Dans la nature, l’hydrogène est associé à d’autres éléments, du carbone pour former le méthane et à de l’oxygène pour constituer l’eau. Par exemple, la formule en chimie de l’eau (H2O) est composée d’hydrogène (H2) et d’oxygène (O). Pour isoler l’hydrogène, il faut donc le séparer des autres éléments.

À ce jour, plus de 90 % de la production d’hydrogène est réalisé par gazéification à partir d’une énergie fossile. Mais l’objectif et l’urgence sont bien de développer la production d’hydrogène à partir de l’électrolyse de l’eau, via une énergie renouvelable, ce qui permet de séparer les éléments – oxygène et hydrogène – et de produire un hydrogène décarboné, ou vert. Et inversement, dans le procédé, si on mélange de l’hydrogène avec de l’oxygène à travers l’utilisation d’une pile à combustible, on va pouvoir produire de l’électricité. « Cet hydrogène décarboné va certainement jouer un rôle très important dans la transition énergétique », anticipe Abdelilah Slaoui, directeur de recherche au CNRS, responsable de la cellule énergie.

L’hydrogène produit aujourd’hui sert principalement à la fabrication d’ammoniac, matière première qui compose les engrais, et au raffinage des produits pétroliers, afin de désulfurer les carburants. Dans le monde, près de 60 millions de tonnes d’hydrogène sont produites par an.

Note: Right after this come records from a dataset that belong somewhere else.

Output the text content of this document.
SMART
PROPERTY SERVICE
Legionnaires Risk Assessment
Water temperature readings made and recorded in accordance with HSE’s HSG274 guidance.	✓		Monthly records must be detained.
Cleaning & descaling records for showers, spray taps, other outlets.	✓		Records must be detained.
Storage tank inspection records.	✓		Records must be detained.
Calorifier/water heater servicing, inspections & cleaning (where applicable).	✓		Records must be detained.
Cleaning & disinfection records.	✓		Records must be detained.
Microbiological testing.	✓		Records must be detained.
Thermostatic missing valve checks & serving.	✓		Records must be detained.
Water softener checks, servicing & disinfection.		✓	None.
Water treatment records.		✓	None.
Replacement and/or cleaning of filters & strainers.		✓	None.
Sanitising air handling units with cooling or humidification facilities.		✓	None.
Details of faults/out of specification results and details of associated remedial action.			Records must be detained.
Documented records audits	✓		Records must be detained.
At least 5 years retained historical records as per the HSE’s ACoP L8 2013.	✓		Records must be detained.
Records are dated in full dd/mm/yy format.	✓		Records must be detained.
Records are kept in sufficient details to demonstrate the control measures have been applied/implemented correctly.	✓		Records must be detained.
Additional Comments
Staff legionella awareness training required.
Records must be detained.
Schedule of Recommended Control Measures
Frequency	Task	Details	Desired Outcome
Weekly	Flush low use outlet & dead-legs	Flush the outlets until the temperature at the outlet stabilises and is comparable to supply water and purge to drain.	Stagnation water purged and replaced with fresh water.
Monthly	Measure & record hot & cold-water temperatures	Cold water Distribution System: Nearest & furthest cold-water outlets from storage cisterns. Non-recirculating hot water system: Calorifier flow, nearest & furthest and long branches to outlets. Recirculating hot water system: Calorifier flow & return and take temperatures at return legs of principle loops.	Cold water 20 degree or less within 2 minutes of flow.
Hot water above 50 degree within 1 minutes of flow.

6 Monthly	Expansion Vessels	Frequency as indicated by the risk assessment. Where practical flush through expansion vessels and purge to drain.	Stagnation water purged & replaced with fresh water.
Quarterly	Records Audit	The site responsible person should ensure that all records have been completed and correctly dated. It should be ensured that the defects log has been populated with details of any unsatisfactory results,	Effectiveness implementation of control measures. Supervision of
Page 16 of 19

« L’hydrogène n’est pas une énergie en soi, mais un vecteur d’énergie. Une fois produit, il faut le stocker, le transporter et l’utiliser », explique Abdelilah Slaoui. Les utilisations potentielles sont multiples. Déjà, 600 taxis parisiens roulent à l’hydrogène. La technologie peut s’adapter aux camions, aux trains, aux bateaux et demain aux avions. Dans le secteur de l’industrie lourde, les chercheurs l’imaginent en remplacement des énergies fossiles notamment pour l’acier et le ciment.

Pour toutes ces applications potentielles, les enjeux majeurs pour les chercheurs restent d’améliorer les performances, de réduire les coûts et la durabilité des systèmes de production, de stockage et de transport de l’hydrogène.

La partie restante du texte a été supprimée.